Sur Gemma 4 26B, une passe faussée par la mise en route du moteur a été écartée ; les deux Qwen ont été mis en route par une série de demandes non comptées avant la mesure. Gemma 4 26B et Qwen 3.6 35B ont été mesurés deux fois, avec les mêmes capacités à chaque passe. Qwen 3.8 27B l'a été une fois.

Ce que « question portant sur un document » veut dire ici, très précisément. Chaque demande part avec 6 000 à 8 000 unités de texte en pièce jointe, soit une vingtaine de pages, et le décompte est vérifié sur ce que le serveur déclare avoir reçu, pas estimé. C'est l'ordre de grandeur de ce qu'une recherche documentaire remonte à l'assistant pour une question courante : les extraits utiles d'un dossier, jamais le dossier entier. La réponse est plafonnée à 800 unités de texte, et chaque conversation enchaîne sept demandes. Une charge composée de dossiers de 200 pages donnerait des chiffres bien plus bas, et une charge de questions à deux lignes des chiffres bien plus hauts : c'est tout le sujet des deux colonnes du tableau.

Nous mesurons le matériel que nous installons et nous publions les limites que nous trouvons, y compris quand elles sont moins spectaculaires que ce qu'annonce un argumentaire commercial. C'est ce qui rend les chiffres utilisables pour décider.

Questions fréquentes

Combien de personnes une seule machine IA peut-elle servir ?

Sur des questions courtes, les trois modèles mesurés ont tenu 32 conversations en même temps, le plafond de notre test, en répondant en moins d'une seconde et demie. Dès qu'un document est joint, le nombre tombe entre 4 et 24 selon le modèle. C'est cette seconde fourchette qui décide de la machine à installer. L'écart entre modèles est considérable : sur le même GPU, Gemma 4 26B et Qwen 3.6 35B en ont tenu 24, Qwen 3.8 27B seulement 4.

Une conversation simultanée, est-ce un salarié ?

Non, et c'est le point le plus souvent mal posé. Une conversation simultanée est une question en train d'être traitée à l'instant précis où vous regardez, pas un utilisateur inscrit. Une entreprise de quarante personnes n'envoie pas quarante questions dans la même seconde. Le raisonnement est celui d'un standard téléphonique, qui se dimensionne sur les appels en cours à l'heure de pointe.

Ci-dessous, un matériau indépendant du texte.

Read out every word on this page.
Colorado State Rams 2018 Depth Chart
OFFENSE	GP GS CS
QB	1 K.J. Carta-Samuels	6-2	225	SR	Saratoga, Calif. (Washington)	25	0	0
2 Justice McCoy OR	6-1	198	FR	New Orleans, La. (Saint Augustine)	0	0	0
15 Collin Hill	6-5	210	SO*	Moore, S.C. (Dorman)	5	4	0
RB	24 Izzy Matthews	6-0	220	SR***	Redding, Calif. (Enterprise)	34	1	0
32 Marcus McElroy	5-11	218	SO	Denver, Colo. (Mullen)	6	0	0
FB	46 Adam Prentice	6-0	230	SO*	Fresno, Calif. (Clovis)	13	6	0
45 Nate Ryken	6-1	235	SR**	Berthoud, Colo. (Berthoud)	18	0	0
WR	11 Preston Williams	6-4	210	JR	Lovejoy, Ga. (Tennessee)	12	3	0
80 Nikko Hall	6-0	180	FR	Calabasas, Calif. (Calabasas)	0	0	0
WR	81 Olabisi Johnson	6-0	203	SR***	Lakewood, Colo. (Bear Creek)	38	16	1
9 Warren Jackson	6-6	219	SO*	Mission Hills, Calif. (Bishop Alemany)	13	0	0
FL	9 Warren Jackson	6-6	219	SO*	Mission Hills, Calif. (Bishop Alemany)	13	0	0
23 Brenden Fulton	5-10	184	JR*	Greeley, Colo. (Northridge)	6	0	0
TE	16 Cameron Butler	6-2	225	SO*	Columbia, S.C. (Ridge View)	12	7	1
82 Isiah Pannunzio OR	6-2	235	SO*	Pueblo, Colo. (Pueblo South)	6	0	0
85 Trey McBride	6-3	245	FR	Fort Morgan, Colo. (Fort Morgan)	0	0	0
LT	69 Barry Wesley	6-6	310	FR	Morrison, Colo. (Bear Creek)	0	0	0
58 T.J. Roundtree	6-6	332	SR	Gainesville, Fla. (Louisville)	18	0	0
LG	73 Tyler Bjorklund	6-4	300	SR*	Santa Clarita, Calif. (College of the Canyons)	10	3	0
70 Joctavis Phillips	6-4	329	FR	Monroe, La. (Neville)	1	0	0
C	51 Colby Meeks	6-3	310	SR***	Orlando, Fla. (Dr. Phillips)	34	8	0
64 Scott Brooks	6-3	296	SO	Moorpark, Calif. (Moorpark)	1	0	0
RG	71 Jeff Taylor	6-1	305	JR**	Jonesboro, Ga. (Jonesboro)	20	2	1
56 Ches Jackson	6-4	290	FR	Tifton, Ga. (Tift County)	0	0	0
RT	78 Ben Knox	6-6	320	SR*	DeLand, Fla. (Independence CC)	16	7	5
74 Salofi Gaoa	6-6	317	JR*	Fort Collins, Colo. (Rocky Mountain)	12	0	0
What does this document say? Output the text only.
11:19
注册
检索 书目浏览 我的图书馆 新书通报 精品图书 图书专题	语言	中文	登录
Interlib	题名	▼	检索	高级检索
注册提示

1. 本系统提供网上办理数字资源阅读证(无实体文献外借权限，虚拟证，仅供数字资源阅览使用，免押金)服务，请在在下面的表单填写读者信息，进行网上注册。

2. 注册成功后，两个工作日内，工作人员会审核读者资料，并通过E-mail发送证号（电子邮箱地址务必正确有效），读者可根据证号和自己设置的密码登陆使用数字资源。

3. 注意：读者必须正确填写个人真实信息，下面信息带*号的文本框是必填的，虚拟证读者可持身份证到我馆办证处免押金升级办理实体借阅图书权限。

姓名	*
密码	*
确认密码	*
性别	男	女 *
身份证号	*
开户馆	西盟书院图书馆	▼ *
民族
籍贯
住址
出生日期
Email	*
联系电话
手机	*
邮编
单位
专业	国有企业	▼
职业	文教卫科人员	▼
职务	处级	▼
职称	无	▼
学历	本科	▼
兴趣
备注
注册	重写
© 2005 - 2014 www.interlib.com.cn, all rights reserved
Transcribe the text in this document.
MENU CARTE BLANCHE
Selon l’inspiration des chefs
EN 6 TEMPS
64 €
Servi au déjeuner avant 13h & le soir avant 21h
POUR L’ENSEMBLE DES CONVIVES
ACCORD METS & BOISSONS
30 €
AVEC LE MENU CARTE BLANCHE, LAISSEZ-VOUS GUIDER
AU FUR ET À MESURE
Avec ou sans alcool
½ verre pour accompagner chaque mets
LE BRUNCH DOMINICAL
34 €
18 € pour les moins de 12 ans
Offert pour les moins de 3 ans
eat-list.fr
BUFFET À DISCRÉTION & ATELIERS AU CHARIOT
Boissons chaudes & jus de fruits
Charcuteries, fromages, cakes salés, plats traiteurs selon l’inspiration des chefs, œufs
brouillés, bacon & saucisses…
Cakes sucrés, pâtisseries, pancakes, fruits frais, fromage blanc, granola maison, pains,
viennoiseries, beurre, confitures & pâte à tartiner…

Qu'est-ce qui limite le nombre de conversations ?

Ni la mémoire du GPU, occupée au plus à un peu plus de la moitié au palier refusé, ni la vitesse d'écriture, encore plus de trois fois au-dessus de notre seuil de confort. C'est l'attente avant le premier mot, le temps que la machine passe à prendre connaissance de la question et des documents joints. Elle monte de moins d'une seconde à plus de cinq pendant que tous les autres indicateurs restent au vert.

Ce plafond est-il propre à une IA installée dans nos locaux ?

Non. Lire un document est un travail que le modèle et le matériel doivent fournir, où qu'ils se trouvent : un service en ligne servi par un modèle comparable fait le même travail sur le même dossier. Le fournisseur en ligne absorbe mieux vos pointes parce qu'il aligne beaucoup plus de machines, mais vous payez à l'usage et vos dossiers partent chez lui.

Comment savoir ce que tiendra la machine de mon entreprise ?

Ces capacités sont des bornes hautes, jamais des capacités de déploiement : chez vous, le GPU porte aussi le reclassement des passages trouvés dans vos documents et les demandes que l'interface envoie pour une seule question posée. Et l'heure de pointe d'une entreprise ne se prévoit pas : elle évolue avec les usages. C'est pourquoi nous choisissons la machine avec une marge confortable sous ces capacités mesurées, pour que vos équipes ne soient pas ralenties par un matériel trop juste.